„Bohaterowie i zdrajcy” to już szósty tom z cyklu Kochankowie Burzy. Zabiera on nas do XIX wieku i pozwala spojrzeć jak wyglądało wtedy ludzkie życie. Możemy poczuć XIX wieczny klimat i atmosferę, która przepełniona była strachem, ale i miłością czy nadzieją.
Muszę przyznać, że z tomu na tom odnoszę wrażenie, że jest to najlepsza część cyklu. Uwielbiam patrzeć na zmiany bohaterów i ich perypetie. Nina, z każdą kolejną częścią staje się coraz to dojrzalsza i wreszcie możemy nazwać ją świadomą kobietą. Chociaż niestety także w moim odczuciu nieodpowiedzialną. Jednak trzeba mieć na uwadze, że czasy, w których dzieje się akcja były zupełnie inne niż obecnie i to Ojczyzna była najważniejsza…
Autorka ma niezwykle plastyczny język, który zachwyca mnie za każdym razem.

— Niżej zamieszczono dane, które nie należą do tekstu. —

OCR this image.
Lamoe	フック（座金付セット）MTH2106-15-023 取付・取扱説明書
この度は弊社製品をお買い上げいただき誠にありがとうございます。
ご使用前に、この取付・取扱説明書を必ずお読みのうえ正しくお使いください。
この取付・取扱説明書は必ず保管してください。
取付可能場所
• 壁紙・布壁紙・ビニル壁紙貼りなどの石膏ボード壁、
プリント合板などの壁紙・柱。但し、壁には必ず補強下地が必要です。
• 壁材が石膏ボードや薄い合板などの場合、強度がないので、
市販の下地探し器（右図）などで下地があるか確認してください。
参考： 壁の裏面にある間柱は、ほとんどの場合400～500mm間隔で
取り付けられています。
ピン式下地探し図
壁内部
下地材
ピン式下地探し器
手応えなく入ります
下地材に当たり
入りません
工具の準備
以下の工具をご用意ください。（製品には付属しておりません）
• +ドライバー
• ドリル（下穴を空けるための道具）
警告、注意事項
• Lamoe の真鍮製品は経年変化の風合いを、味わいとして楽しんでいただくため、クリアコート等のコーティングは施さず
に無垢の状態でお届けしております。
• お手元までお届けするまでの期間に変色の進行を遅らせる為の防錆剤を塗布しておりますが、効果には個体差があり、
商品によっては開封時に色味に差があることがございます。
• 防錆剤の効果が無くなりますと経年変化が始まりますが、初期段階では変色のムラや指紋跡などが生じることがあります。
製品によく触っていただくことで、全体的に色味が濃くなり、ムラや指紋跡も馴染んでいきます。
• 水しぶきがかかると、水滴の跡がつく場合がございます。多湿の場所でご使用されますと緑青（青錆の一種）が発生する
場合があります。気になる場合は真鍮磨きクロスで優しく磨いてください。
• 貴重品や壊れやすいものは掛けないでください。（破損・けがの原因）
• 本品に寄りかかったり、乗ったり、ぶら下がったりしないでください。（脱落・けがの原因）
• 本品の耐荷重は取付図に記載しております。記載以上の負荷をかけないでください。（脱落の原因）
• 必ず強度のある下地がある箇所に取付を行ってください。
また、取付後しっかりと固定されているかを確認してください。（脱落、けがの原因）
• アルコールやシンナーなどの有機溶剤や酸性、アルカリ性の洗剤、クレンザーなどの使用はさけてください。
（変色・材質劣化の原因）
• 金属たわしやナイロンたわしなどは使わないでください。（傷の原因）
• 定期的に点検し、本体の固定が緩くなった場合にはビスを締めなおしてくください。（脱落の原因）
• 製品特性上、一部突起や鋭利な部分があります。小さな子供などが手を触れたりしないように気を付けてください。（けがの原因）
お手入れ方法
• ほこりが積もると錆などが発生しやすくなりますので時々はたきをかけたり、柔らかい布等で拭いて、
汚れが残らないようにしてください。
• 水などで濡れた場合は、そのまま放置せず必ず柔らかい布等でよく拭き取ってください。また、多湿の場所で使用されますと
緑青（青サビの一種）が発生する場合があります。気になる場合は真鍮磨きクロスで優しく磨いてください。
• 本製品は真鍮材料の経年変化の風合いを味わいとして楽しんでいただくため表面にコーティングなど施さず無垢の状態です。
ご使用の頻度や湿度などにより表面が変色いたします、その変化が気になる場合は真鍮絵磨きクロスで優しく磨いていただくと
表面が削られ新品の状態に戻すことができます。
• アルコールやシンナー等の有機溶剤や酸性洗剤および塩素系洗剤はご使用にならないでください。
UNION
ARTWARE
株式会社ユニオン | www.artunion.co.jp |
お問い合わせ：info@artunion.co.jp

Realistyczne oddanie klimatu i atmosfery minionej epoki wcale nie jest takie łatwe, a Pani Elżbieta zrobiła to wyśmienicie. Niejednokrotnie łapałam się na tym, że czuję niepokój oraz niepewność o jutro, czyli emocje, które towarzyszyły na codzień naszym bohaterom.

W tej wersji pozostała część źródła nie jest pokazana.